Она пошевелилась, и он почувствовал, как она придвинулась ближе, как её голова коснулась его плеча, и этот жест, такой простой, такой доверчивый, был для него важнее любых слов.
— Ты говорил, что я вздернусь, — повторила она, и в её голосе не было обиды — только усталое принятие. — Что найдёшь мой труп и не удивишься. А я не думала о смерти. Ни разу. Даже когда было невыносимо больно, даже когда судороги сводили руки, и я не могла дышать — я хотела жить. Мне казалось, что тому, кому девятнадцать, жить хочется по определению. Даже если всё плохо. Даже если ничего не помнишь. Даже если кажется, что сил не осталось.
Она замолчала, и её пальцы, всё ещё лежавшие на его руке, замерли.

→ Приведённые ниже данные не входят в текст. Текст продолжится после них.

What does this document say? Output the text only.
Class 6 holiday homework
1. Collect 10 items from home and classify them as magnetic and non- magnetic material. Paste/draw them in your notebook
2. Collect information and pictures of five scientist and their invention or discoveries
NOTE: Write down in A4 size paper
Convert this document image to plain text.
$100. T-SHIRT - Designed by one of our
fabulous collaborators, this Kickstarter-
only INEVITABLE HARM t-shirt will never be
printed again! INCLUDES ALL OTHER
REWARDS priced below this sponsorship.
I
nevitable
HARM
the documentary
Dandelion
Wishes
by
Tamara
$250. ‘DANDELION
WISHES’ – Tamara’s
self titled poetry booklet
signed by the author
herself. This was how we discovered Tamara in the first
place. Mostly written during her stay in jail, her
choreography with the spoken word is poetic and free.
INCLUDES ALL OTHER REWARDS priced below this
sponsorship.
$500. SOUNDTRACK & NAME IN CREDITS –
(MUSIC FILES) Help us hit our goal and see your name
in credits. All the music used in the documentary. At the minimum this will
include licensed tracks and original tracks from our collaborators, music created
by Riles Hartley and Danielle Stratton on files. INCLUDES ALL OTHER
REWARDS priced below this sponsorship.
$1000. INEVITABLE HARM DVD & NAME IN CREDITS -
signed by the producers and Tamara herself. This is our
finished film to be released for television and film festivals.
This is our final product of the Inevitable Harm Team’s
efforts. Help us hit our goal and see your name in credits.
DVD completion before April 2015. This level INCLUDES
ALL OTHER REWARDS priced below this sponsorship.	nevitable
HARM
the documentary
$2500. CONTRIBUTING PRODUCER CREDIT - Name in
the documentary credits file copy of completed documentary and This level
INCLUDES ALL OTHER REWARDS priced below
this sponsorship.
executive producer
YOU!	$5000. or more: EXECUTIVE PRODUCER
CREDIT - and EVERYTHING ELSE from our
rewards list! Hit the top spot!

— Но сил действительно не осталось, — прошептала она, и в этом шёпоте было столько правды, что он, даже не видя её лица, почувствовал, как внутри него что-то оборвалось. — Не физических. Других. Тех, которые заставляют просыпаться утром и думать, что день прожит не зря. Я не знаю, где их взять. Не знаю, как жить дальше, когда единственное, что ты помнишь — это боль и страх. Но я не хочу умирать, Малкольм. Правда. Просто... я не знаю, как хотеть жить.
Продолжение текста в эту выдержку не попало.